Some of you know that many years ago Paul Lewis, Dipak Dey, and I wrote a paper describing a Bayesian approach to inferring population structure from dominant markers.^{1} You may also know that Paul Lewis and I wrote a Windoze program in C++, Hickory, that implemented the approach. We later extended Hickory for analysis of co-dominant markers. Later still, Feng Guo, Dipak, and I wrote another paper describing a Bayesian approach to (a) estimating population- and locus-specific effects on *F _{ST}* and (b) identifying loci where the posterior distribution of

*F*is markedly different from the overall estimate.

_{ST}^{2}If you know that (and maybe even if you don’t know all of that), you also know that Paul and I stopped maintaining Hickory a number of years ago. I moved from Windoze to Mac, and the library we were using to support the graphical user interface became too complicated for me to keep up with.

I’ve had a few requests from people who were interested in using Hickory, but I just haven’t had the time to find a way to support them – until now.

Over the past several years, I’ve been using Stan for many different statistical analyses. When I received another request for Hickory a couple of weeks ago, I realized that I could pretty easily develop a new version of Hickory in R/Stan. This approach has several advantages over the standalone C++ code in the original Hickory.
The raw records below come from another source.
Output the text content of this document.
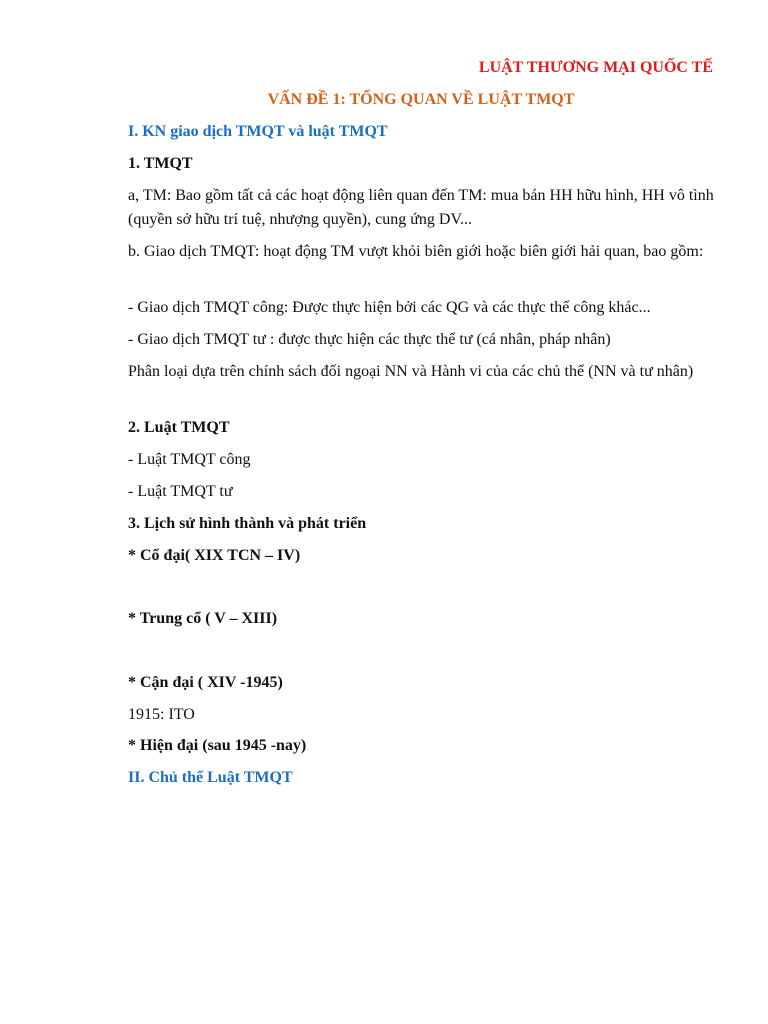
LUẬT THƯƠNG MẠI QUỐC TẾ

VẤN ĐỀ 1: TỔNG QUAN VỀ LUẬT TMQT

I. KN giao dịch TMQT và luật TMQT

1. TMQT

a, TM: Bao gồm tất cả các hoạt động liên quan đến TM: mua bán HH hữu hình, HH vô tình (quyền sở hữu trí tuệ, nhượng quyền), cung ứng DV...

b. Giao dịch TMQT: hoạt động TM vượt khỏi biên giới hoặc biên giới hải quan, bao gồm:

- Giao dịch TMQT công: Được thực hiện bởi các QG và các thực thể công khác...

- Giao dịch TMQT tư : được thực hiện các thực thể tư (cá nhân, pháp nhân)

Phân loại dựa trên chính sách đối ngoại NN và Hành vi của các chủ thể (NN và tư nhân)

2. Luật TMQT

- Luật TMQT công

- Luật TMQT tư

3. Lịch sử hình thành và phát triển

* Cổ đại( XIX TCN – IV)

* Trung cổ ( V – XIII)

* Cận đại ( XIV -1945)

1915: ITO

* Hiện đại (sau 1945 -nay)

II. Chủ thể Luật TMQT
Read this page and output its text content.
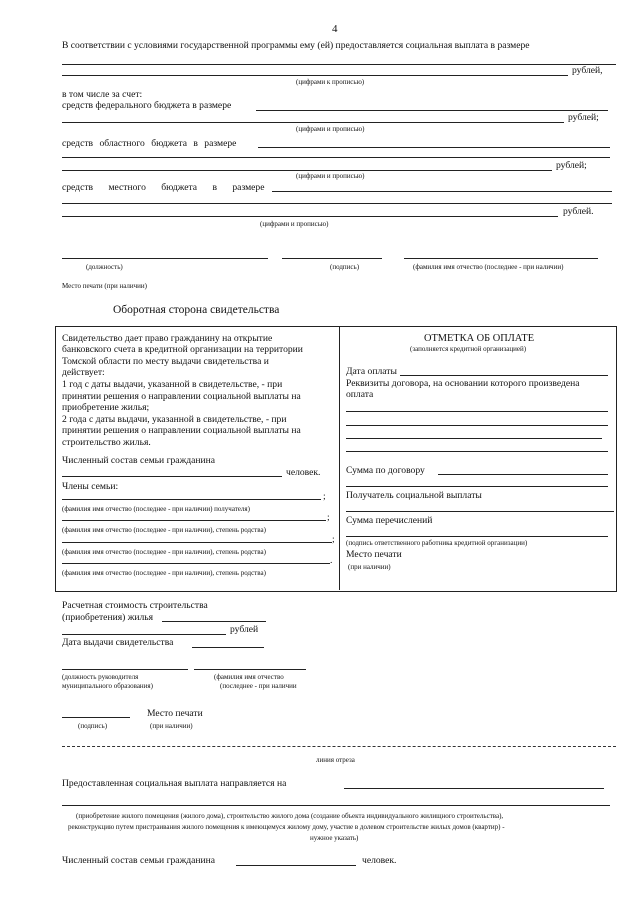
4
В соответствии с условиями государственной программы ему (ей) предоставляется социальная выплата в размере
рублей,
(цифрами к прописью)
в том числе за счет:
средств федерального бюджета в размере
рублей;
(цифрами и прописью)
средств областного бюджета в размере
рублей;
(цифрами и прописью)
средств местного бюджета в размере
рублей.
(цифрами и прописью)
(должность)	(подпись)	(фамилия имя отчество (последнее - при наличии)
Место печати (при наличии)
Оборотная сторона свидетельства
Свидетельство дает право гражданину на открытие
банковского счета в кредитной организации на территории
Томской области по месту выдачи свидетельства и
действует:
1 год с даты выдачи, указанной в свидетельстве, - при
принятии решения о направлении социальной выплаты на
приобретение жилья;
2 года с даты выдачи, указанной в свидетельстве, - при
принятии решения о направлении социальной выплаты на
строительство жилья.
Численный состав семьи гражданина
человек.
Члены семьи:
;
(фамилия имя отчество (последнее - при наличии) получателя)
;
(фамилия имя отчество (последнее - при наличии), степень родства)
;
(фамилия имя отчество (последнее - при наличии), степень родства)
.
(фамилия имя отчество (последнее - при наличии), степень родства)
ОТМЕТКА ОБ ОПЛАТЕ
(заполняется кредитной организацией)
Дата оплаты
Реквизиты договора, на основании которого произведена
оплата
Сумма по договору
Получатель социальной выплаты
Сумма перечислений
(подпись ответственного работника кредитной организации)
Место печати
(при наличии)
Расчетная стоимость строительства
(приобретения) жилья
рублей
Дата выдачи свидетельства
(должность руководителя
муниципального образования)
(фамилия имя отчество
(последнее - при наличии
Место печати
(подпись)	(при наличии)
линия отреза
Предоставленная социальная выплата направляется на
(приобретение жилого помещения (жилого дома), строительство жилого дома (создание объекта индивидуального жилищного строительства),
реконструкцию путем пристраивания жилого помещения к имеющемуся жилому дому, участие в долевом строительстве жилых домов (квартир) -
нужное указать)
Численный состав семьи гражданина	человек.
- I don’t have to worry about writing the MCMC sampler myself. I use the very sophisticated Hamiltonian Monte Carlo in Stan. I not only avoid me the bother of writing my own sampler, I have much greater confidence that the sampler is performing correctly. It’s written and maintained by experts, and the convergence diagnostics are far more sophisticated than for Metropolis-Hastings.
- It should be readily portable to any platform on which R is supported. The only requirement, for now, is that you have a C++ compiler installed. If you’re running a Mac, you may need to download Xcode. If you’re running Linux, you should be all set. If your running Windows, you can download Rtools from CRAN. I intend to submit the R package I’ve written to CRAN once I’ve tested it more thoroughly and provided some extensions to the crude functionality currently available. Once it’s on CRAN, you won’t even need a C++ compiler.
- I can develop an interface to
`adegenet`

and other R packages used for analysis and manipulation of genetic data so that`Hickory`

can use data in many different formats supported by other packages.

A very early release of `Hickory`

is available at GitHub. You should find all of the information you need to install and use it there. Let me know if you run into problems. I’ll do my best to walk you through them (and probably correct some errors I’ve made or at least improve the meager documentation in the process).

- Holsinger, K. E., Lewis, P. O., and Dey, D. K. 2002. A Bayesian approach to inferring population structure from dominant markers.
*Molecular Ecology*11:1157–1164. ↩ - Guo, F., Dey, D. K., and Holsinger, K. E. 2009. A Bayesian hierarchical model for analysis of SNP diversity in multilocus, multipopulation samples.